Les médecins opèrent les patients à même le sol et de nombreux patients n'ont pas accès à l'anesthésie lorsqu'ils subissent des interventions chirurgicales vitales. Simplement, Israël ne voulait pas que le monde voie cette réalité macabre parce que Tel-Aviv et ses alliés occidentaux ne peuvent pas justifier auprès de leur population les massacres de Palestiniens à Gaza.
Que doit faire Israël ? Faire tout ce qui est en son pouvoir pour protéger les meurtres de Palestiniens et envoyer un message effrayant aux habitants de Gaza, à savoir qu'ils seront tués dans l'isolement.

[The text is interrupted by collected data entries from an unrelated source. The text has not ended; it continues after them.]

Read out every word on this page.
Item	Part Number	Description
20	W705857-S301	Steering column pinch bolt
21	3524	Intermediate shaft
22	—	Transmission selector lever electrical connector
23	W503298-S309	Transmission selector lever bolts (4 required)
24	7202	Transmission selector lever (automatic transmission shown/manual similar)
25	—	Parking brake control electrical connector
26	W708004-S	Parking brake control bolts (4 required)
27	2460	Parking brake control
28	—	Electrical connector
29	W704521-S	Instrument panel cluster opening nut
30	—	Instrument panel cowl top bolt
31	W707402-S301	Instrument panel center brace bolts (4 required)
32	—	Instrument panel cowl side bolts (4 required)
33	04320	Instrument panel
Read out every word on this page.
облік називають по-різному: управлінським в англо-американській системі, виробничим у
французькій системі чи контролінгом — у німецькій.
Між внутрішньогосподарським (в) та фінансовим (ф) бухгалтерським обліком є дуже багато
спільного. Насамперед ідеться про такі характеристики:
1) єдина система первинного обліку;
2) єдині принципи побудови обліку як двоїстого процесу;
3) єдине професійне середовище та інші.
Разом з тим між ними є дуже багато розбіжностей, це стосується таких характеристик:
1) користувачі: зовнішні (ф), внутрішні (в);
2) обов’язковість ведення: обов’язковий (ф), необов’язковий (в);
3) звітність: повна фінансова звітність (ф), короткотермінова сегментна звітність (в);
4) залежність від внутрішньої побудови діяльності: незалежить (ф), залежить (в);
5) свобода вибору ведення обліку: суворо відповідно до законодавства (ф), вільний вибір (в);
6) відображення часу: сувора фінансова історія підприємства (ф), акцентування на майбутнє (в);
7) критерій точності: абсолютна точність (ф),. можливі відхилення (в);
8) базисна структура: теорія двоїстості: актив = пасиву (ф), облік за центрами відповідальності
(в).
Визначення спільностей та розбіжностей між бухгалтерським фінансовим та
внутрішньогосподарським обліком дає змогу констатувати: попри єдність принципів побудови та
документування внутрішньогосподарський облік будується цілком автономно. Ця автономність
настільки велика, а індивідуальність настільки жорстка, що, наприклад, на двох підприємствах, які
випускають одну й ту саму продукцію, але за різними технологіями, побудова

Israël se moque du droit international, que les puissances occidentales appliquent de manière sélective en fonction de leurs intérêts subjectifs. En conséquence, Israël bombarde effrontément tout ce qu'il veut bombarder.
Israël bombarde des marchés, des centres commerciaux, des magasins de jouets, des écoles, des bibliothèques, des mosquées, des églises, des rues vides, des rues bondées, des objets en mouvement, des objets statiques, des murs en béton, des clôtures fabriquées, des vergers d'oliviers, des champs stériles, des bibliothèques, et s'il ne reste rien, il bombarde des hôpitaux et des camps de réfugiés.
Pour les Palestiniens, c'est comme s'ils étaient face à un roi fou monté sur un dragon, bien décidé à brûler toute la ville. Et les forces israéliennes et leurs alliés ne négligent rien pour qu'Israël, le roi fou, fasse bonne figure.
Yousef M. Aljamal est chercheur en études moyen-orientales et auteur et traducteur de plusieurs ouvrages. Il est coauteur de A Shared Struggle : Stories of Palestinian and Irish Hunger Strikers publié par An Fhuiseog en juillet 2021.
A noter : Les points de vue exprimés par l'auteur ne reflètent pas nécessairement les opinions, les points de vue et les politiques éditoriales de TRT Afrika.